Tahap-tahap Pelaksanaan Terapi Humanistik Eksistensial
Terapi ini bisa menggunakan beberapa teknik dan konsep psikoanalitik dan juga bisa menggunakan teknik kognitif-behavioral. Metode ini berasal dari Gestalt dan analisis transaksional. Terdapat tiga tahap yang dapat dilakukan oleh terapis dalam terapi humaniatik eksistesial, antara lain:
Tahap pendahuluan
Terapis mambantu klien mengidentifikasi dan mengklarifikasi asumsi mereka terhadap dunia. Klien diajak mendefinisikan cara pandang agar eksistensi mereka diterima.
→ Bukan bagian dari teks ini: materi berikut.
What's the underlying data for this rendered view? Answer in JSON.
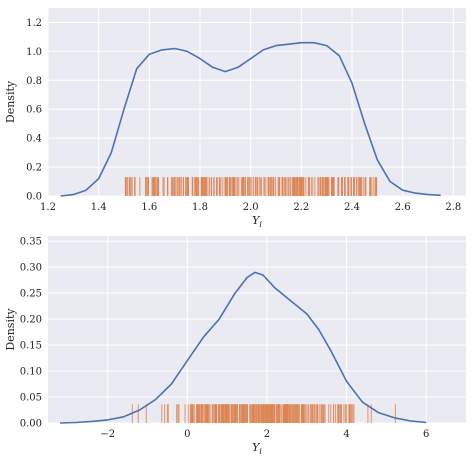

Terapis mengajarkan mereka bercemin pada eksistensial mereka dan meneliti peran mereka dalam hal penciptaan masalah dalam kehidupan mereka.

Tahap pertengahan
Klien didorong supaya klien dapat lebih bersemangat dalam meneliti sumber dan otoritas dan sistem mereka. Semangat ini akan memberikan klien pemahaman baru dan restrukturisasi nilai dan sikap mereka untuk mencapai kehidupan yang lebih baik dan dianggap pantas.

Tahap akhir
Berfokus untuk bisa melaksanakan apa yang telah mereka pelajari tentang diri mereka. Klien didorong untuk mengaplikasikan nilai barunya dengan jalan yang kongkrit. Klien biasanya akan menemukan kekuatan untuk menjalani eksistensi kehidupannya yang memiliki tujuan. Dalam perspektif eksistensial, teknik sendiri dipandang alat untuk membuat klien sadar akan pilihan mereka, serta bertanggungjawab atas penggunaan kebebasan pribadinya.

Daftar Pustaka :
  • Corey, Gerald. 1995. Teori dan Praktek Konseling dan Psikoterapi. Bandung: PT. Eresku.
  • Misiak, Henryk. 2005. Psikologi Fenomenologi, Eksistensial dan Humanistic. Bandung: PT. Rafika Aditama.
  • Winkel, W. S. 1987. Bimbingan dan praktek Konseling dan Psikoterapi. Jakarta: PT. Gramedia.